Portuguese medieval castle

The Castle of Avô (Castelo de Avô) is a medieval castle located in the civil parish of Avô, municipality of Oliveira do Hospital, in the Portuguese district of Coimbra.

==History==
Sometime during the Iron Age the territory of Avô was occupied by a primitive Castro culture, that was much later taken-over by the Romans. The site was an important link in the Roman road network, connecting Lancia Oppidana and Conímbriga.

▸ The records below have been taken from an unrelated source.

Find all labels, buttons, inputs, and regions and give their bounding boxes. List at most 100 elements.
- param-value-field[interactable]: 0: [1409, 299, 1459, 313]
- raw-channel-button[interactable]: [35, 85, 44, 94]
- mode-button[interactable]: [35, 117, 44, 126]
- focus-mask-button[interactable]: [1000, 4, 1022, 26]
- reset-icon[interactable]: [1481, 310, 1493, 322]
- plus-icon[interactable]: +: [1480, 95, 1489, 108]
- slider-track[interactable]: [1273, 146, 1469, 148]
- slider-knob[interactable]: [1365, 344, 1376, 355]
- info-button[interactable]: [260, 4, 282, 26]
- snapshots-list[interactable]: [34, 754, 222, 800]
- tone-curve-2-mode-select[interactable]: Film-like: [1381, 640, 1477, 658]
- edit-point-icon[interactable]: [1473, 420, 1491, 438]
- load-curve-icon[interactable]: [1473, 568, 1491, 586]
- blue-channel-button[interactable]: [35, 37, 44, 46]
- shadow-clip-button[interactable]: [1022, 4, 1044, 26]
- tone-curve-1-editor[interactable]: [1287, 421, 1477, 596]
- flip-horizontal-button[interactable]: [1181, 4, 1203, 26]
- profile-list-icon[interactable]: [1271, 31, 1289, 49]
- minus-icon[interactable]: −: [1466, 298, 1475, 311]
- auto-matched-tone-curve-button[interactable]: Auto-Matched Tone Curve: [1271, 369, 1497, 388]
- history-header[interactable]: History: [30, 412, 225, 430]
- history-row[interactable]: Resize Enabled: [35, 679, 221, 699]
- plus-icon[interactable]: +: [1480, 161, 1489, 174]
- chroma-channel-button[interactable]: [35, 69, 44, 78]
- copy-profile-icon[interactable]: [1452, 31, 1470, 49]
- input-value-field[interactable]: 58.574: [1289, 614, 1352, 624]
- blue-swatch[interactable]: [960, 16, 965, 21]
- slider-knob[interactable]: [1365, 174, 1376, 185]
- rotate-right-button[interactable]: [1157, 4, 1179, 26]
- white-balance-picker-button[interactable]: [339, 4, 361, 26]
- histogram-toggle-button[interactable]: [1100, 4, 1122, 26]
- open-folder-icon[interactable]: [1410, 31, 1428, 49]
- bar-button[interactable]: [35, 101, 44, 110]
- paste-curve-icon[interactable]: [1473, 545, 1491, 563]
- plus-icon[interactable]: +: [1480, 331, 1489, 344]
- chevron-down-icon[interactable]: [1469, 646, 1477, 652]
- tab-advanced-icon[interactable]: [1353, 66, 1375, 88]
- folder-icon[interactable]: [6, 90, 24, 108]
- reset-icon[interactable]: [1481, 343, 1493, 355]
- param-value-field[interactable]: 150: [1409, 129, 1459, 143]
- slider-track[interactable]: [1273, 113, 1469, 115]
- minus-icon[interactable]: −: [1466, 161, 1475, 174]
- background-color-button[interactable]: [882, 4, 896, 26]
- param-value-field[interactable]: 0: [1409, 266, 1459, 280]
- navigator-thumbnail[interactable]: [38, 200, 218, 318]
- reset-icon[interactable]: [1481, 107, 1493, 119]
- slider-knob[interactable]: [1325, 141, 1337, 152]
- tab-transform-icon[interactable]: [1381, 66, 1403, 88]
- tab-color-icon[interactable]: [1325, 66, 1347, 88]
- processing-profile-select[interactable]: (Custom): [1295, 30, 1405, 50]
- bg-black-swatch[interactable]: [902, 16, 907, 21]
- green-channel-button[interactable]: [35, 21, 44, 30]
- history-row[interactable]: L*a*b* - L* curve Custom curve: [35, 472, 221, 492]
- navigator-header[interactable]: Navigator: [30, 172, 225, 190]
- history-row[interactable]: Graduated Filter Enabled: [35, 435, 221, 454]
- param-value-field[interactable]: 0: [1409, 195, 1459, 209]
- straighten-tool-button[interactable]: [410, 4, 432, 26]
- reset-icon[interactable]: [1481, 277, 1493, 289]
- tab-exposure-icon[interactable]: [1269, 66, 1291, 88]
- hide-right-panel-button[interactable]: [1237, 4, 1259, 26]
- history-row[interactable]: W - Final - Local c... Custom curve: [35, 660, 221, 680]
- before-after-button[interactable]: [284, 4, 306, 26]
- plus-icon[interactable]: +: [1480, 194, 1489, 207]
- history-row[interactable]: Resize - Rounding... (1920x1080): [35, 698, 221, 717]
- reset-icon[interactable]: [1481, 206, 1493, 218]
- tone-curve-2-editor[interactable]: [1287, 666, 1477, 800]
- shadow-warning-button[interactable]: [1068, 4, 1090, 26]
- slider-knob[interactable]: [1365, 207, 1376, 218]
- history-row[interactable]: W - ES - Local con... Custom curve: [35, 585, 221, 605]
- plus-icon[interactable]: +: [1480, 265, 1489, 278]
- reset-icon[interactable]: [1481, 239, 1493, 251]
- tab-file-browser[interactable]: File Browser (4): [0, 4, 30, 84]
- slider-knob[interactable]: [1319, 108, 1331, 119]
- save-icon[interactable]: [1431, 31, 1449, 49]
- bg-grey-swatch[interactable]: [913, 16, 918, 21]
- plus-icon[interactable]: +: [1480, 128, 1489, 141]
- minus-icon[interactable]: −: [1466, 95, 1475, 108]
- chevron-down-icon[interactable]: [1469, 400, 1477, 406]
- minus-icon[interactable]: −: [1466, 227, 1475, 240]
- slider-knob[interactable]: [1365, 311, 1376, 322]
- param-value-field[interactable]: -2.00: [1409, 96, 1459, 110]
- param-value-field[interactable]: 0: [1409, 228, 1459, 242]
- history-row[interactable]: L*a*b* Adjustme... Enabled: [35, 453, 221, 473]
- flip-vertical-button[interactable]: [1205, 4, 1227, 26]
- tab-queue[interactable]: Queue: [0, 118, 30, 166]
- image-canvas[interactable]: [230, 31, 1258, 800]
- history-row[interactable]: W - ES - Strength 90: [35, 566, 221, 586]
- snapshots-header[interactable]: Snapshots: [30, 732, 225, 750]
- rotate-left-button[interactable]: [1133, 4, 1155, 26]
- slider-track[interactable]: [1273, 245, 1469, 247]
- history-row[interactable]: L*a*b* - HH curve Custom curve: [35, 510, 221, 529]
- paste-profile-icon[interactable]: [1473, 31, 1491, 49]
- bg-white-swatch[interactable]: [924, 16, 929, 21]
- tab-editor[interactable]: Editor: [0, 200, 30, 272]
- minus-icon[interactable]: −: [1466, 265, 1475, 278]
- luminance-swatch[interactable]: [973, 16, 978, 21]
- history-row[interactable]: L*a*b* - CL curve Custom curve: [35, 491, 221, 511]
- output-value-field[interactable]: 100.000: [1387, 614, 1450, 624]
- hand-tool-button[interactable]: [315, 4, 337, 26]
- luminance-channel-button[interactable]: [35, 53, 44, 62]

In 412, the settlement was settled by the Alans. It was taken in 716 by Muslim forces.

In the 11th century, the settlement was part of the possessions of the Count of Coimbra, Sesnando Davides.

D. Henrique donated Avô to the Bishop of Coimbra in the 12th century. It was likely his son, D. Afonso Henriques who ordered to construction of the first medieval fortress over the ruins of the Roman settlement. By 1187, the town pertained to D. Urraca Afonso, illegitimate daughter of Afonso Henriques, who traded it for Aveiro, from her brother D. Sancho I. It was King Sancho who conceded the foral (charter), confirming it in the hands of the Bishop of Coimbra.

In the 13th century, the castle was destroyed during battles between D. Sancho II and Afonso III.

A century later, it was reconstructed by King D. Dinis (from the vestiges uncovered on the site).

From 1856, the castle ruins began to deteriorate rapidly, with much of the stone reused in public works, including the construction of the bridge crossing the Ribeira de Moura. The keep tower was ultimately disassembled.

On 1 June 1992, the property was placed in the hands of the Instituto Português do Património Arquitetónico (Portuguese Institute of Architectural Patrimony), by decree 106F/92 (Diário da República, Série 1A, 126).

The first attempts to stabilize and recuperate the existing walls began in 1942, and persisted off-and-on to 1963. In 1966, repairs began on the wall alongside the chapel and repairs its pavement and walls, which continued in the chapel, the following year.

In 1972, survey of the primitive soil, reconstruction of the pavement, chapel altar and the windows.

==Architecture==
The castle is located in an isolated, urban area, at the top of a hill that dominates the settlement on the margin of the Alva River, at the confluence with the Moura River and river beach. By a branch 9 km from the Estrada da Beira, it is situated in the extreme south part of the settlement, over the barrio/neighbourhood of Couraça, in flanks of the hilltop, accessible by pedestrian train.

The curtain walls, with polygonal merlons, encircle the ogive arch of the main gate, 3.5 m high by 2.7 m wide. Near the gate is the single-nave Chapel of São Miguel (Chapel of the Archangel Michael), with presbytery and vaulted ceiling with two lateral niches.